The Wycombe Wanderers striker heard the abuse from a Fleetwood Town representative during last season’s League One play-off semi-final.
Akinfenwa, 38, says he was subjected to racial abuse and felt ‘angry, frustrated and dehumanised’ after the incident, and reported it to the FA.
But, while the FA said that it was satisfied the insult was used, they claim there was ‘not sufficient evidence’ to charge the Fleetwood employee for a breach of FA Rule E3(2) – making reference to ethnic origin, race and/or nationality.
Akinfenwa told talkSPORT it’s no wonder players feel it is pointless to report racist abuse when the FA do nothing about it.
“I wont sugar coat it, I think the FA have let me down,” he told talkSPORT host Jim White.
“They keep promoting that we should report incidents.
“But I report it and I feel like they had a chance to say, even if it is a grey area for them, ‘let’s stamp it out’, but I feel they let me down.
“I don’t understand how it’s a lack of evidence.
“They’ve come out and stated that they accept the comment was made, but they cannot prove that it was racial.
“They told me that it either can be deemed as racist or it cannot be deemed as racist, but they’re going to err on the side of caution of it not being racist.
“There’s no grey area for me. That’s the disappointing thing.
The FA say an independent expert in race relations ruled that the words were not objectively racist.
But Wycombe are not happy with the outcome of the investigation, and said in a statement ‘there is no place in sport for such comments’.
PFA chiefs claimed that the FA had failed in its duty to Akinfenwa.
The PFA said: "It is abundantly clear that a white player with a similar stature to Akinfenwa would never be described in the way he was during this incident.
“Black people have battled dehumanisation for centuries, and the PFA strongly condemns the use of all disparaging remarks that compare black players to animals.”
The decision followed a two-month probe into the incident at the League One play-off second leg in July.
Akinfenwa has become a legend on FIFA for being the strongest player in the video game.
And he insists the insult was directed at the colour of his skin.
He said: “For me, there was no positive [intent] in calling me a fat water buffalo.

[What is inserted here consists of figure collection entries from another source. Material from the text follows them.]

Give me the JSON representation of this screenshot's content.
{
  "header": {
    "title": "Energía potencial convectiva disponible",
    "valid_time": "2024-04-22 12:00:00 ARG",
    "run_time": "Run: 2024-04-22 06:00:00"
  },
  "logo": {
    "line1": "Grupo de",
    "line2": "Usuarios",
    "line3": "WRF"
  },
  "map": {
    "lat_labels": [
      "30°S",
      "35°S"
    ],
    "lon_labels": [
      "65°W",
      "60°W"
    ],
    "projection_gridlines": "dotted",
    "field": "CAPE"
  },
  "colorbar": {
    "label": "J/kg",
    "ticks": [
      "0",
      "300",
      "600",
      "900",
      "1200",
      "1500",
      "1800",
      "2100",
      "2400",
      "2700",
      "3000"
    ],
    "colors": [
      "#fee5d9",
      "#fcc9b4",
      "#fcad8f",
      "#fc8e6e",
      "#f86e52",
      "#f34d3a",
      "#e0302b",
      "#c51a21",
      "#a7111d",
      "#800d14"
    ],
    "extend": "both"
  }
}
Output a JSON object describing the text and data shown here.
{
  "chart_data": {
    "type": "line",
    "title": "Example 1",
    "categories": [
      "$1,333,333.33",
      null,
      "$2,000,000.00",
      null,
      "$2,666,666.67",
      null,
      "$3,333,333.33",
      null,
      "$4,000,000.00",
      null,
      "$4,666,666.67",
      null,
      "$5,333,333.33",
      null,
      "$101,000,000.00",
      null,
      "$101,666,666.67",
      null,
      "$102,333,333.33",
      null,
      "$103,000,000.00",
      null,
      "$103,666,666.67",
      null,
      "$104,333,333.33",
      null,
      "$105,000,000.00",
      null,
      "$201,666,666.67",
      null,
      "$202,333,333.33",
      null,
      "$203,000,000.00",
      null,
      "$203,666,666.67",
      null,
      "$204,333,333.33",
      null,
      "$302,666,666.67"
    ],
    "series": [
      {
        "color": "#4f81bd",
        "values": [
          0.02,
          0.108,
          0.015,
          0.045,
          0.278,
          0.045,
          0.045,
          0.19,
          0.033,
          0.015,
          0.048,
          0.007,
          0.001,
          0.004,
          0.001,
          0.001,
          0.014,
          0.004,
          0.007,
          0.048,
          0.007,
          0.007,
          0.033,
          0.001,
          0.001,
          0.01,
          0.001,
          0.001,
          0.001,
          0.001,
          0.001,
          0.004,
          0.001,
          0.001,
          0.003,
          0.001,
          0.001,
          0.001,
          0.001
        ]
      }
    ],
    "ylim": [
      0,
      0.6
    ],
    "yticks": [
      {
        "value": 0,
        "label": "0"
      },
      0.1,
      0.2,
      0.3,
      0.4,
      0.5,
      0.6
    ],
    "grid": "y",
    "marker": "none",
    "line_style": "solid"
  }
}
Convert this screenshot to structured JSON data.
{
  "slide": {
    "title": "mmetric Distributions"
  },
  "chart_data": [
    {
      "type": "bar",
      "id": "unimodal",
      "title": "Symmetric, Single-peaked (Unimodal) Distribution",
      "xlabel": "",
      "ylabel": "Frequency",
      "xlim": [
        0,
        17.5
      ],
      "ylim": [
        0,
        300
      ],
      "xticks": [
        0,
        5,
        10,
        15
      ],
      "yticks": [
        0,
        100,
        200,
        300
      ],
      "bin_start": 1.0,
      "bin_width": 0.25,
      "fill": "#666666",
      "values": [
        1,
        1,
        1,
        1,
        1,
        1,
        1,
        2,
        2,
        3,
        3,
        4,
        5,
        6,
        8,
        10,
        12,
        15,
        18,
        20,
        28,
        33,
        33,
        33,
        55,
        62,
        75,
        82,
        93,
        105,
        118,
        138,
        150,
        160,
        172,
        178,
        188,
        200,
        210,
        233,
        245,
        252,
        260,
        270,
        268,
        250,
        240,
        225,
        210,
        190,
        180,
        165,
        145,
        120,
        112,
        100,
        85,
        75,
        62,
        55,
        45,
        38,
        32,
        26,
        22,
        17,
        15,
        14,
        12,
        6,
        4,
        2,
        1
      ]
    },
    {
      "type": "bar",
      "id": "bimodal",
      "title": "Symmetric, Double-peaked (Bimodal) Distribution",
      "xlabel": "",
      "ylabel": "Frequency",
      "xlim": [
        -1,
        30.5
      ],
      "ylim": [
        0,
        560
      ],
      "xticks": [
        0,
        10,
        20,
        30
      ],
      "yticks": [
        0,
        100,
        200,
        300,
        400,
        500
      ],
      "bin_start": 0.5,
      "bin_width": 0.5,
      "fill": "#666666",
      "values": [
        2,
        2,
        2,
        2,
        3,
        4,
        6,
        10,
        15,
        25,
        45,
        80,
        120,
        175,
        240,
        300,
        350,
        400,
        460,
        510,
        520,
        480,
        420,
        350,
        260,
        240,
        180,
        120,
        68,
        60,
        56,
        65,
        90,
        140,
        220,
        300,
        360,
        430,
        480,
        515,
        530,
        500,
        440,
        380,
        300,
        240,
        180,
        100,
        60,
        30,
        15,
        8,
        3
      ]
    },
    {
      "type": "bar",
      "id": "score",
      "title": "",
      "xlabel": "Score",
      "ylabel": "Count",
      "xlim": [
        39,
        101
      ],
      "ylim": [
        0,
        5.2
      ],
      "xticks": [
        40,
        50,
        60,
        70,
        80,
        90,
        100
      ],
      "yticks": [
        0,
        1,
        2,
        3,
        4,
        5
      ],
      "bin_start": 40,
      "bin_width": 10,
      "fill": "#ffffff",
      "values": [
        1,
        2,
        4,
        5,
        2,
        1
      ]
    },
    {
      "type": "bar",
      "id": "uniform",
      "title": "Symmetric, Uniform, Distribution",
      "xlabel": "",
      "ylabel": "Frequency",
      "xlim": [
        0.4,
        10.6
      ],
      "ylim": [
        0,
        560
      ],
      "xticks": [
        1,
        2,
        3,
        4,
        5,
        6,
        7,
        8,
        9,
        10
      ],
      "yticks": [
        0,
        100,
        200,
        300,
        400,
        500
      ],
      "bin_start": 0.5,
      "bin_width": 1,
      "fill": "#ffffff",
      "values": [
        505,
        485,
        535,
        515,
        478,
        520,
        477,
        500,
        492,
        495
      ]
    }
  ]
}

“It’s not ever banter. If I called you [speaking to Jim] a water buffalo it wouldn’t mean the same thing, as you have no direct identification with that sort of animal.
“If he called me a fat pig, I wouldn’t have said it was racist, I would have just said he disrespected me.
“But if you call me a fat water buffalo, there’s a difference. It was dehumanising and it’s wrong.
“Race is a triggered word, it’s an uncomfortable conversation. When we start adding race to it, all of a sudden certain people get tense.
“I get comments like ‘why are you making it racial?’ and ‘why is it a race thing?’. Why do people think using my skin colour is my go-to? It baffles me!
“I’m a father and I would say to my kids, ‘if someone is doing you wrong report it’, because that’s the protocol you should follow.
“The system, whether that’s a school or the FA, the system that’s there to protect you, report it so we can make a long standing change.
“Of course it’s disheartening [that it hasn’t been acted upon]. But if we want change we’ve got to continue to report it and we’ve got to continue standing up and paying attention so change can happen.”
“The most disappointing thing for me in this situation is the FA keep saying, ‘report these incidents’, but it got reported and nothing came out of it.”